Quando chega a pílula masculina?
Resposta da ginecologista e obstetra Marcela Forjaz: A pílula masculina é muito desejada pelas mulheres, mas os resultados dos testes científicos, até à data, não parecem tornar esta hipótese muito sedutora para os homens. Testaram-se combinações hormonais injetáveis que tiveram uma eficácia na ordem dos 96%, mas considerou-se que a composição teria de ser trabalhada com vista a uma melhor relação eficácia/segurança. Como efeitos adversos registou-se, sobretudo, alterações do humor e depressão. As composições orais em estudo reduzem as hormonas responsáveis pela produção de espermatozoides, nomeadamente a testosterona, o que se associa a diminuição da libido e fadiga, aumento de peso e um impacto negativo no perfil lipídico (relação entre o colesterol total e o colesterol ‘bom’).
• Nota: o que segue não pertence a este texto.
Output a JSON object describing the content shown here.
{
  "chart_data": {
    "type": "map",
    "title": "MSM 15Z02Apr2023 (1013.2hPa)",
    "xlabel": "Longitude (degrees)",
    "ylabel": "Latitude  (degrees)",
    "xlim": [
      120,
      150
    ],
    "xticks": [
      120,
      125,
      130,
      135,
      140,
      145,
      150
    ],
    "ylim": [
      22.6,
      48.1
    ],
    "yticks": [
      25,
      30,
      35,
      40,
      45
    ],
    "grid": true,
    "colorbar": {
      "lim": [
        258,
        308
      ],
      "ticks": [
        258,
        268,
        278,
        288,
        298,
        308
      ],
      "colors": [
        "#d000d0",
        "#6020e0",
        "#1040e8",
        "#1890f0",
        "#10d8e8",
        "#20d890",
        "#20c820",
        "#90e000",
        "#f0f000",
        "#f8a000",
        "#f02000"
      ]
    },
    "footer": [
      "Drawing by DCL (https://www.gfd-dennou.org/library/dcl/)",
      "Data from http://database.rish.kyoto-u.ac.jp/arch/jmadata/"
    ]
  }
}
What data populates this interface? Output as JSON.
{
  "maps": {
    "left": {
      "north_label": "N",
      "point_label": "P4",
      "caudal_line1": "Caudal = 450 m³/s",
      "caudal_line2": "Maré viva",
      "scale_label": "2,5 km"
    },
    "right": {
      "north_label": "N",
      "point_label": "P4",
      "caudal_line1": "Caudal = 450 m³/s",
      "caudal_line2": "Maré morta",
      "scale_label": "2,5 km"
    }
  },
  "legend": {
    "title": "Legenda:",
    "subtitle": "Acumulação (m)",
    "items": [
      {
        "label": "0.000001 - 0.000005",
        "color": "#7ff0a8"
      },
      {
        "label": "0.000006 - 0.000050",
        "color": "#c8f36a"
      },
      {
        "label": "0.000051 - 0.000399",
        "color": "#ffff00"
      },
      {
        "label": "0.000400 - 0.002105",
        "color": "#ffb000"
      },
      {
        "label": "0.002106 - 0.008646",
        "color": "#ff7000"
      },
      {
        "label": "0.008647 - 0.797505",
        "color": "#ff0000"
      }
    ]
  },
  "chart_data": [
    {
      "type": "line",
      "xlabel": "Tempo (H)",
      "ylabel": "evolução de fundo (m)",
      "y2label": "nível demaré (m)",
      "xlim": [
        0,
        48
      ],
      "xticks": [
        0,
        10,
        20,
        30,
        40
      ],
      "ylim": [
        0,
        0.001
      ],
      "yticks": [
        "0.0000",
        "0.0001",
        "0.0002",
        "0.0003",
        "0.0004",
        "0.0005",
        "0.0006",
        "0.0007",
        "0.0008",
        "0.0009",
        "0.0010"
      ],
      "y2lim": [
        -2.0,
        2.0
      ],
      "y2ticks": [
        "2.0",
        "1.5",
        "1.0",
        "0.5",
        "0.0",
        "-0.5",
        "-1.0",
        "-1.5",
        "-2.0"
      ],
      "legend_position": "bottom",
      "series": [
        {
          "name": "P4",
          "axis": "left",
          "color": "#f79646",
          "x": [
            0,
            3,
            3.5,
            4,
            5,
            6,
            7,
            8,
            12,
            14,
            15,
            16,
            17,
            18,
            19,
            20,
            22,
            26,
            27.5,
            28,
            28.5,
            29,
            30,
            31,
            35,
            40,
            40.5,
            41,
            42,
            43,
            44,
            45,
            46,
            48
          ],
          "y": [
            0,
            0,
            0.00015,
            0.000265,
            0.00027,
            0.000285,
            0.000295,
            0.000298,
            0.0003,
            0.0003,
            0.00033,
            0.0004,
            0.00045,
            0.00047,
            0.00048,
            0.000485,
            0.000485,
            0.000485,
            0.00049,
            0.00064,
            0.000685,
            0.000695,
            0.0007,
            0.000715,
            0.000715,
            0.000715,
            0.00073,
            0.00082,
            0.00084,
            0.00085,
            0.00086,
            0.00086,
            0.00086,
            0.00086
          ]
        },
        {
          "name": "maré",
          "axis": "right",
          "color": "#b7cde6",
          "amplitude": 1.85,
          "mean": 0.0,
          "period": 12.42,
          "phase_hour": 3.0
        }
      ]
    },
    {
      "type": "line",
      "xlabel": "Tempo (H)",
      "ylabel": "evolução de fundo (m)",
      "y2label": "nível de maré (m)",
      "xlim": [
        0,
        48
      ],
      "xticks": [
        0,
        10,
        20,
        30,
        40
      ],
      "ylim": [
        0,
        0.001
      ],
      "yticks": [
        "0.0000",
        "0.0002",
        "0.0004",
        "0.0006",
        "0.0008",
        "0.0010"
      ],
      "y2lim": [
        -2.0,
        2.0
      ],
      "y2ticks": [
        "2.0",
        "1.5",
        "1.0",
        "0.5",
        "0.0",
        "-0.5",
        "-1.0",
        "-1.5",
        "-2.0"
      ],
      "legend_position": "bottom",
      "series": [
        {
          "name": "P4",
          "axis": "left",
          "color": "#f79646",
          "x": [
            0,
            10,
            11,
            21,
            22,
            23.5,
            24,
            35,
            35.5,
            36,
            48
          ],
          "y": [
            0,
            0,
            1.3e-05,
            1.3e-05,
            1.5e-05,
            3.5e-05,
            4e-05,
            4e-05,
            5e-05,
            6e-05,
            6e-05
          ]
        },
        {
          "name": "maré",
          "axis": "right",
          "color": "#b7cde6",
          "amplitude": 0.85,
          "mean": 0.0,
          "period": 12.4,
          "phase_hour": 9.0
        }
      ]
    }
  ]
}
Para já, não passa assim de uma aspiração.
Por que razões não querem as mulheres ter (mais) filhos?
Resposta de Diana Maciel, investigadora do Centro Interdisciplinar de Estudos de Género: Não é verdade que as mulheres não queiram ter mais filhos/as. Estudos apontam que as mulheres gostariam de ter mais filhos/as do que os que têm. No entanto, o contexto social, económico, financeiro e/ou familiar não lhes permite. Em 2018, vivemos ainda num país em que as mulheres são tendencialmente mais escolarizadas do que os homens, mas enfrentam maiores dificuldades na integração no mercado de trabalho, com maiores taxas de desemprego, maior proporção de contratações temporárias e menores salários, embora sem diferenças relevantes no número de horas trabalhadas. Além de que ainda persiste uma considerável feminização do trabalho não pago, quer ao nível dos cuidados com a casa, quer ao nível dos cuidados à família, o que leva muito frequentemente a duplas jornadas de trabalho. Essa dupla pressão sobre as mulheres origina muitas vezes uma realidade diferente da desejada em que as mulheres ambicionam ter um número de filhos/as que depois acabam por restringir devido aos constrangimentos das suas vidas.